Domaine de Jouatmaou
une histoire de famille
La famille Lacave se relaye depuis maintenant trois générations à la tête du Domaine de Jouatmaou. Depuis les années trente jusqu’à aujourd’hui, chacun aura apporté sa pierre à l’édifice, vouant une extraordinaire dévotion au culte du Grand Bas-Armagnac.
Quarante ans séparent précisément chaque génération: de l’arrivée de son grandpère Roger au domaine en 1934 à la reprise par ses parents Bernard et Marie-lise en 1974, Nelly devient officiellement la nouvelle patronne de Jouatmaou en 2014. Trois générations qui travaillaient encore main dans la main jusqu’en 2001 avant que Roger ne quitte l’aventure qu’il aura commencée il y a près d’un siècle. C’est lui qui fera couler les premières gouttes d’armagnac dès son retour de la guerre en 1939 et qui distillera sa passion à toute sa famille. C’est même grâce à sa production d’armagnac qu’il achètera la propriété, l’agrandira, préparant un avenir tout tracé pour Nelly, bien décidée à poursuivre l’aventure familiale.

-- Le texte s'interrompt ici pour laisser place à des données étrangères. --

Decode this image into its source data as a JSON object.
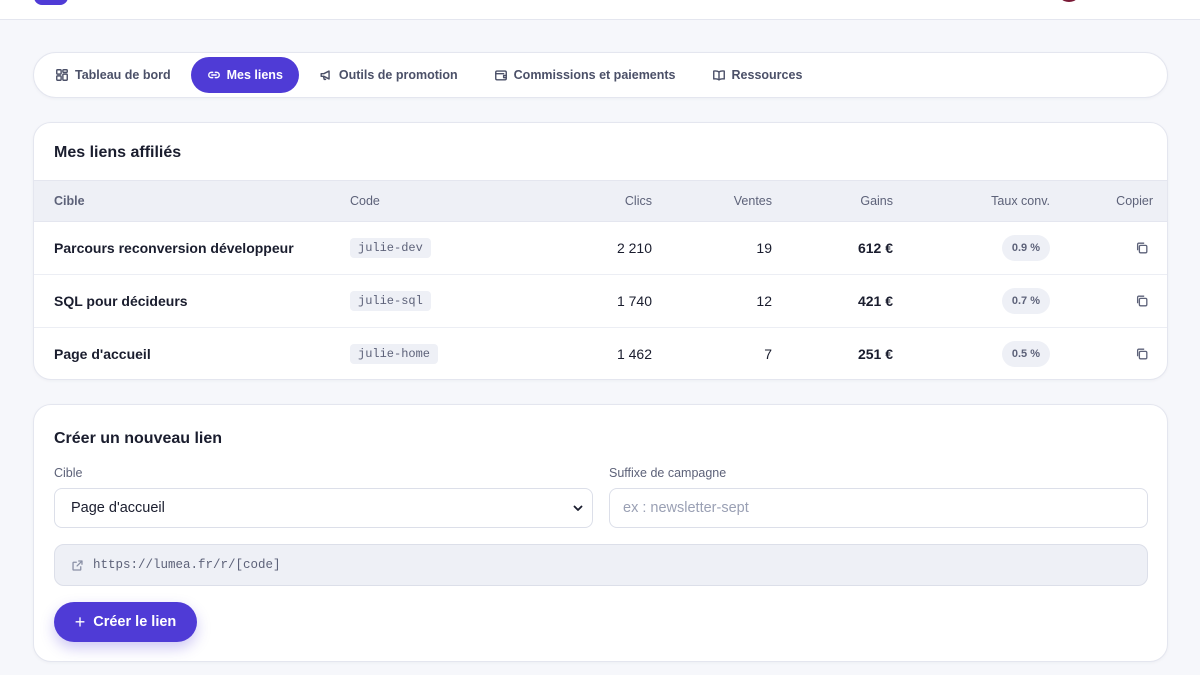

La propriété compte aujourd’hui près de soixante hectares dont huit (8,33 précisément) sont dédiés à la vigne: trois hectares et demi de cépage Baco (dont 1,93 hectares de très vieilles vignes datant de 1963) spécialement et uniquement destinés à la production d’armagnac, mais aussi de la Folle Blanche. Parallèlement, Nelly cultive d’autres cépages blancs et rouges qui lui servent à l’élaboration d’un apéritif à base d’armagnac, ainsi que du maïs, du tournesol et une dizaine d'hectares de noisetiers.
Ici, le travail des vignes commence dès janvier, période à laquelle toute la famille est mise à contribution. Un travail principalement manuel où les gestes traditionnels se répètent immuablement jusqu’à l'été et trouvent leur apogée dans une parcelle de vieilles vignes de Baco, plantée par Roger en 1963. Une parcelle qui tient une place toute particulière pour Nelly et dont les ceps sont marcotés pour prolonger l'histoire.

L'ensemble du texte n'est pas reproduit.